How to think yourself younger
Forget the clichés: with the right state of mind, there’s no reason mid-life can’t be a time for women at the top of their game, say the authors of Your Hormone Doctor: Healthier, Happier, Sexier And Slimmer At Any Age (Michael Joseph, £12.99)
Leah Hardy, former editor of Cosmopolitan; Susie Rogers, founder and teacher at BeautyWorksWest – the first Pilates studio in Notting Hill; and Dr Daniel Sister, world-renowned anti-ageing specialist all agree that an attitude adjustment can reap big changes.
‘The more we spoke about the fabulous, amazing, age-defying women who have totally inspired us, the more we realised it’s all about the attitude,’ they say. And science backs them up: a 2006 study published in the journal Progress In Brain Research found that the less our brains do, the more they degrade. What does this prove? It’s not our age that makes our brains less effective, it’s thinking we are too old to learn and do new things.
How to think yourself younger:
1 Stop telling people your age – ‘old enough’ is a good answer.
2 Hang out with younger people. It could help you live longer, and weddings are more fun than funerals.

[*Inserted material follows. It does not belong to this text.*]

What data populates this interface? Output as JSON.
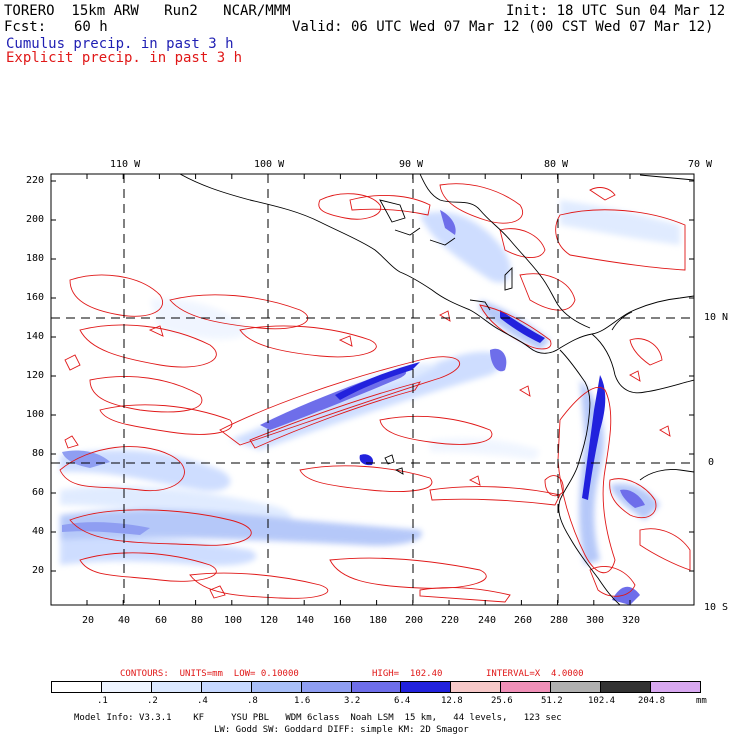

3 Don’t think vanity is a bad thing. Book that hair appointment, buy those amazing shoes.
4 Stop whining about your age and ailments and do something positive instead. Encourage your friends to do the same.
5 Get a project. Have things to look forward to, be it a house, job or a holiday.
6 Do stuff you love that makes you feel passionate, happy and alive. A 2011 study in the journal Psychology And Aging found that a smile takes two years off your age.